Oltre alla splendida balaustra che decora il primo piano della corte, altri elementi di spicco di chiaro stampo rinascimentale sono gli affreschi che decorano alcuni ambienti del piano terra. Le decorazioni, di cui non si aveva notizia (sono emerse solo con gli ultimi lavori di restauro, che hanno eliminato le intonacature posticce), riprendono il tema dell’amore, prima inteso come eros e poi come virtù. La riscoperta dell’antichità classica porta l’ignoto autore a riprendere una serie di figure mitologiche e dell’epoca romana. Nel primo ambiente è raffigurato, all’interno di una decorazione di tralci di vite, chiara allusione al culto dionisiaco, un satiro che corteggia una ninfa; la particolarità è che la scena mitologica è attualizzata al Cinquecento: il satiro desideroso della donna dona un falco alla ninfa. Nel secondo ambiente, più ricco del precedente, alle decorazioni vegetali si affiancano alcune figure femminili: su un asse troviamo Cleopatra e Didone, rappresentate nell’atto di togliersi la vita a causa del sentimento amoroso (la morte di Marco Antonio e la dipartita di Enea); sull’altro asse, invece, Cornelia (o Acca Larenzia) che allatta i Gracchi (o Romolo e Remo) e Pero che allatta il padre Cimone, condannato a morire di fame. Si tratta comunque di interpretazioni di studiosi di storia locale, in quanto non esistono documenti noti che dimostrino l’esatta identificazione di tali figure.

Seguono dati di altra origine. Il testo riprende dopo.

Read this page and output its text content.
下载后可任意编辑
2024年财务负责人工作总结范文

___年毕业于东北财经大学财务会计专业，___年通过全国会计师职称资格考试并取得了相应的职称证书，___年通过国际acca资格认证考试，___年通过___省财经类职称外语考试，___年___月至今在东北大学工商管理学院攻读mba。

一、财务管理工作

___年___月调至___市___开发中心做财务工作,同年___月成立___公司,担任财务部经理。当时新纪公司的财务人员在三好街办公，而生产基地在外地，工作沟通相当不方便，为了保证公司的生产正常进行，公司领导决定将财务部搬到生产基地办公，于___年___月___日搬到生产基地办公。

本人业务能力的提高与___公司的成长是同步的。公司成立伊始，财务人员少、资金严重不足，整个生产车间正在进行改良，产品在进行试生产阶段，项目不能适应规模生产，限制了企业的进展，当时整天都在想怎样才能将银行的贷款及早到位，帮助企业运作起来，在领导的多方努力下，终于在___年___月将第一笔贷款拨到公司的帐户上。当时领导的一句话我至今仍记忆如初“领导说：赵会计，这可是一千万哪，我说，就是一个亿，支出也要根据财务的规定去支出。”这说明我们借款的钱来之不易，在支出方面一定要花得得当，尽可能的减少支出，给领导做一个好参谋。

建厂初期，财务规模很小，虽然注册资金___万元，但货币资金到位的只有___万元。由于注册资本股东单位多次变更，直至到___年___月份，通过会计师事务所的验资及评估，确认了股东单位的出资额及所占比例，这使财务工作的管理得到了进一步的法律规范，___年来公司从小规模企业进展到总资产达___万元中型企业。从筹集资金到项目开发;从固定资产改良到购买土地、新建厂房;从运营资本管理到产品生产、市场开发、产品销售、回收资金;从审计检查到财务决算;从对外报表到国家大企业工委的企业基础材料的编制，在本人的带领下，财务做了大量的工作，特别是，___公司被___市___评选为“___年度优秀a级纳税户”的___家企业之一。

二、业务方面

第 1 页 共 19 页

Tutti questi elementi decorativi testimoniano da un lato il non indifferente spessore culturale della committenza e dell’artista, dall’altro il fatto che tali correnti artistiche ben si affermarono anche dalle nostre parti, contrariamente al pensiero comune. Il palazzo, rilevato da privati, è oggi al centro di un profondo lavoro di recupero e restauro, per preservare gli ambienti e recuperare le decorazioni che, senza opportune cure, andrebbero definitivamente perdute, e con esse un pezzo di storia poco conosciuto della nostra regione.